8. Try to insert one item to see if test a way to load data into DynamoDB 

In [None]:
### Insert Data to Dynamodb 
response = dynamodb_client.put_item(
    TableName="apple_stock_prices",
    Item={
        "Price":{
            "N":'{}'.format(current_market_price.price[0])
        },
        "Score":{
            "N": "{}".format(current_market_price.score[0])
        },
        "Recommendation":{
            "S": current_market_price.recommendation[0]
        },
        "TimeStamp":{
            "S": current_market_price.TimeStamp[0]
        }
    }
)

9. Finally, create a DAG that will be doing all the above tasks automatically. 
  * Your DAG will need to run every hour
  * You should use `PythonOperator`
  * You might need to use [XComs](https://airflow.apache.org/docs/stable/concepts.html#xcoms) to make your DAG work 

In [None]:
### DAG : 

### STEP 1
from datetime import timedelta
import datetime
import requests
import pandas as pd

import boto3

import airflow
from airflow import DAG
from airflow.operators.bash_operator import BashOperator
from airflow.operators.python_operator import PythonOperator

### STEP 2 
# These args will get passed on to each operator
# You can override them on a per-task basis during operator initialization
default_args = {
    'owner': 'airflow',
    'depends_on_past': False,
    'start_date': datetime.datetime.now(),
    'email': ['admissions@jedha.co'],
    'email_on_failure': False,
    'email_on_retry': False,
    'retries': 1,
    'retry_delay': timedelta(minutes=0.5),
    # 'queue': 'bash_queue',
    # 'pool': 'backfill',
    # 'priority_weight': 10,
    # 'end_date': datetime(2016, 1, 1),
    # 'wait_for_downstream': False,
    # 'dag': dag,
    # 'adhoc':False,
    # 'sla': timedelta(hours=2),
    # 'execution_timeout': timedelta(seconds=300),
    # 'on_failure_callback': some_function,
    # 'on_success_callback': some_other_function,
    # 'on_retry_callback': another_function,
    # 'trigger_rule': u'all_success'
}

dag = DAG(
    'apple_financial_performance',
    default_args=default_args,
    description='Get apple stock hourly stock price to Dynamodb',
    schedule_interval="@hourly",
)


### STEP 2 

#### GET DATA
def get_apple_financial_data():

    ### API CALL
    company_profile = requests.get('https://financialmodelingprep.com/api/v3/company/profile/AAPL')
    company_rating = requests.get('https://financialmodelingprep.com/api/v3/company/rating/AAPL')
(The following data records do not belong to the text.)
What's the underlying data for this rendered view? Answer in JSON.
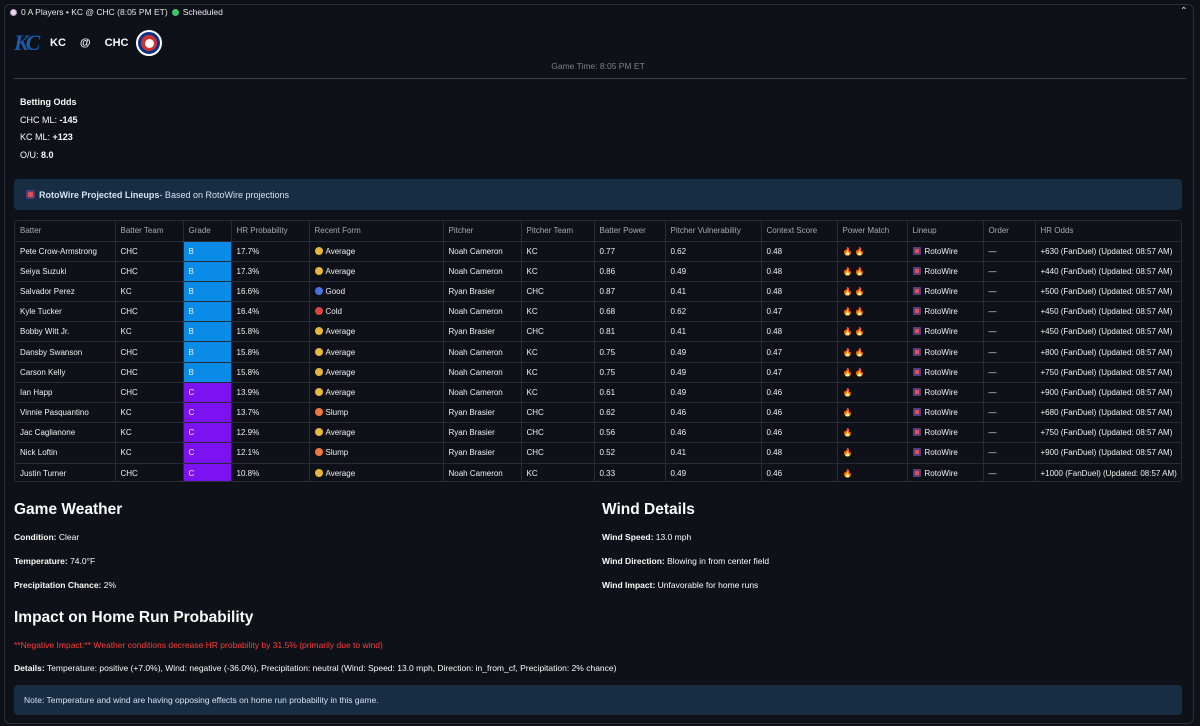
{
  "header": {
    "summary": "0 A Players • KC @ CHC (8:05 PM ET)",
    "status": "Scheduled"
  },
  "matchup": {
    "away": "KC",
    "at": "@",
    "home": "CHC",
    "away_logo_text": "KC",
    "game_time": "Game Time: 8:05 PM ET"
  },
  "odds": {
    "heading": "Betting Odds",
    "chc_label": "CHC ML: ",
    "chc_value": "-145",
    "kc_label": "KC ML: ",
    "kc_value": "+123",
    "ou_label": "O/U: ",
    "ou_value": "8.0"
  },
  "banner": {
    "title": "RotoWire Projected Lineups",
    "text": " - Based on RotoWire projections"
  },
  "table": {
    "columns": [
      "Batter",
      "Batter Team",
      "Grade",
      "HR Probability",
      "Recent Form",
      "Pitcher",
      "Pitcher Team",
      "Batter Power",
      "Pitcher Vulnerability",
      "Context Score",
      "Power Match",
      "Lineup",
      "Order",
      "HR Odds"
    ],
    "rows": [
      {
        "batter": "Pete Crow-Armstrong",
        "team": "CHC",
        "grade": "B",
        "hr": "17.7%",
        "form": "Average",
        "pitcher": "Noah Cameron",
        "pteam": "KC",
        "power": "0.77",
        "vuln": "0.62",
        "context": "0.48",
        "flames": 2,
        "lineup": "RotoWire",
        "order": "—",
        "odds": "+630 (FanDuel) (Updated: 08:57 AM)"
      },
      {
        "batter": "Seiya Suzuki",
        "team": "CHC",
        "grade": "B",
        "hr": "17.3%",
        "form": "Average",
        "pitcher": "Noah Cameron",
        "pteam": "KC",
        "power": "0.86",
        "vuln": "0.49",
        "context": "0.48",
        "flames": 2,
        "lineup": "RotoWire",
        "order": "—",
        "odds": "+440 (FanDuel) (Updated: 08:57 AM)"
      },
      {
        "batter": "Salvador Perez",
        "team": "KC",
        "grade": "B",
        "hr": "16.6%",
        "form": "Good",
        "pitcher": "Ryan Brasier",
        "pteam": "CHC",
        "power": "0.87",
        "vuln": "0.41",
        "context": "0.48",
        "flames": 2,
        "lineup": "RotoWire",
        "order": "—",
        "odds": "+500 (FanDuel) (Updated: 08:57 AM)"
      },
      {
        "batter": "Kyle Tucker",
        "team": "CHC",
        "grade": "B",
        "hr": "16.4%",
        "form": "Cold",
        "pitcher": "Noah Cameron",
        "pteam": "KC",
        "power": "0.68",
        "vuln": "0.62",
        "context": "0.47",
        "flames": 2,
        "lineup": "RotoWire",
        "order": "—",
        "odds": "+450 (FanDuel) (Updated: 08:57 AM)"
      },
      {
        "batter": "Bobby Witt Jr.",
        "team": "KC",
        "grade": "B",
        "hr": "15.8%",
        "form": "Average",
        "pitcher": "Ryan Brasier",
        "pteam": "CHC",
        "power": "0.81",
        "vuln": "0.41",
        "context": "0.48",
        "flames": 2,
        "lineup": "RotoWire",
        "order": "—",
        "odds": "+450 (FanDuel) (Updated: 08:57 AM)"
      },
      {
        "batter": "Dansby Swanson",
        "team": "CHC",
        "grade": "B",
        "hr": "15.8%",
        "form": "Average",
        "pitcher": "Noah Cameron",
        "pteam": "KC",
        "power": "0.75",
        "vuln": "0.49",
        "context": "0.47",
        "flames": 2,
        "lineup": "RotoWire",
        "order": "—",
        "odds": "+800 (FanDuel) (Updated: 08:57 AM)"
      },
      {
        "batter": "Carson Kelly",
        "team": "CHC",
        "grade": "B",
        "hr": "15.8%",
        "form": "Average",
        "pitcher": "Noah Cameron",
        "pteam": "KC",
        "power": "0.75",
        "vuln": "0.49",
        "context": "0.47",
        "flames": 2,
        "lineup": "RotoWire",
        "order": "—",
        "odds": "+750 (FanDuel) (Updated: 08:57 AM)"
      },
      {
        "batter": "Ian Happ",
        "team": "CHC",
        "grade": "C",
        "hr": "13.9%",
        "form": "Average",
        "pitcher": "Noah Cameron",
        "pteam": "KC",
        "power": "0.61",
        "vuln": "0.49",
        "context": "0.46",
        "flames": 1,
        "lineup": "RotoWire",
        "order": "—",
        "odds": "+900 (FanDuel) (Updated: 08:57 AM)"
      },
      {
        "batter": "Vinnie Pasquantino",
        "team": "KC",
        "grade": "C",
        "hr": "13.7%",
        "form": "Slump",
        "pitcher": "Ryan Brasier",
        "pteam": "CHC",
        "power": "0.62",
        "vuln": "0.46",
        "context": "0.46",
        "flames": 1,
        "lineup": "RotoWire",
        "order": "—",
        "odds": "+680 (FanDuel) (Updated: 08:57 AM)"
      },
      {
        "batter": "Jac Caglianone",
        "team": "KC",
        "grade": "C",
        "hr": "12.9%",
        "form": "Average",
        "pitcher": "Ryan Brasier",
        "pteam": "CHC",
        "power": "0.56",
        "vuln": "0.46",
        "context": "0.46",
        "flames": 1,
        "lineup": "RotoWire",
        "order": "—",
        "odds": "+750 (FanDuel) (Updated: 08:57 AM)"
      },
      {
        "batter": "Nick Loftin",
        "team": "KC",
        "grade": "C",
        "hr": "12.1%",
        "form": "Slump",
        "pitcher": "Ryan Brasier",
        "pteam": "CHC",
        "power": "0.52",
        "vuln": "0.41",
        "context": "0.48",
        "flames": 1,
        "lineup": "RotoWire",
        "order": "—",
        "odds": "+900 (FanDuel) (Updated: 08:57 AM)"
      },
      {
        "batter": "Justin Turner",
        "team": "CHC",
        "grade": "C",
        "hr": "10.8%",
        "form": "Average",
        "pitcher": "Noah Cameron",
        "pteam": "KC",
        "power": "0.33",
        "vuln": "0.49",
        "context": "0.46",
        "flames": 1,
        "lineup": "RotoWire",
        "order": "—",
        "odds": "+1000 (FanDuel) (Updated: 08:57 AM)"
      }
    ]
  },
  "weather": {
    "heading": "Game Weather",
    "condition_label": "Condition:",
    "condition": " Clear",
    "temp_label": "Temperature:",
    "temp": " 74.0°F",
    "precip_label": "Precipitation Chance:",
    "precip": " 2%"
  },
  "wind": {
    "heading": "Wind Details",
    "speed_label": "Wind Speed:",
    "speed": " 13.0 mph",
    "direction_label": "Wind Direction:",
    "direction": " Blowing in from center field",
    "impact_label": "Wind Impact:",
    "impact": " Unfavorable for home runs"
  },
  "impact": {
    "heading": "Impact on Home Run Probability",
    "negative": "**Negative Impact:** Weather conditions decrease HR probability by 31.5% (primarily due to wind)",
    "details_label": "Details:",
    "details": " Temperature: positive (+7.0%), Wind: negative (-36.0%), Precipitation: neutral (Wind: Speed: 13.0 mph, Direction: in_from_cf, Precipitation: 2% chance)",
    "note": "Note: Temperature and wind are having opposing effects on home run probability in this game."
  },
  "colors": {
    "grade_B": "#0a8be8",
    "grade_C": "#7c12f0",
    "negative_text": "#ff3b3b",
    "banner_bg": "#172d43"
  }
}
    ### READ DATA IN PANDAS
    company_profile_df = pd.DataFrame(company_profile.json()["profile"], index=[0])
    company_rating_df = pd.DataFrame(company_rating.json()["rating"], index=[0])

    ### MERGE Datasets 
    current_market_price = pd.concat([company_profile_df.loc[:, ["price", "companyName"]], company_rating_df.loc[:, ["score", "recommendation"]]], axis=1)
    current_market_price["TimeStamp"] = datetime.datetime.now().isoformat()

    return current_market_price


t1 = PythonOperator(
    task_id="import_data",
    python_callable=get_apple_financial_data,
    dag=dag
)


#### UPLOAD DATA 
def puller(**kwargs):
    ti = kwargs['ti']

    apple_df = ti.xcom_pull(task_ids="import_data")

    aws_session = boto3.Session(
     aws_access_key_id="AKIAIBFJF2BQDBNVXXWQ", 
     aws_secret_access_key = "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",
     region_name="us-east-1"
    )

    dynamodb_client = aws_session.client("dynamodb")

    response = dynamodb_client.put_item(
        TableName="apple_stock_prices",
        Item={
            "Price":{
                "N":'{}'.format(apple_df.price[0])
            },
            "Score":{
                "N": "{}".format(apple_df.score[0])
            },
            "Recommendation":{
                "S": apple_df.recommendation[0]
            },
            "TimeStamp":{
                "S": apple_df.TimeStamp[0]
            }
        }
    )
    

t2 = PythonOperator(
    task_id="load_data_into_dynamodb",
    python_callable=puller,
    provide_context=True,
    dag=dag
)


### STEP 3 

t1 >> t2 

Yay! 👏👏 Now you can just wait for your data to be filled up and eventually make some visualizations 😉😉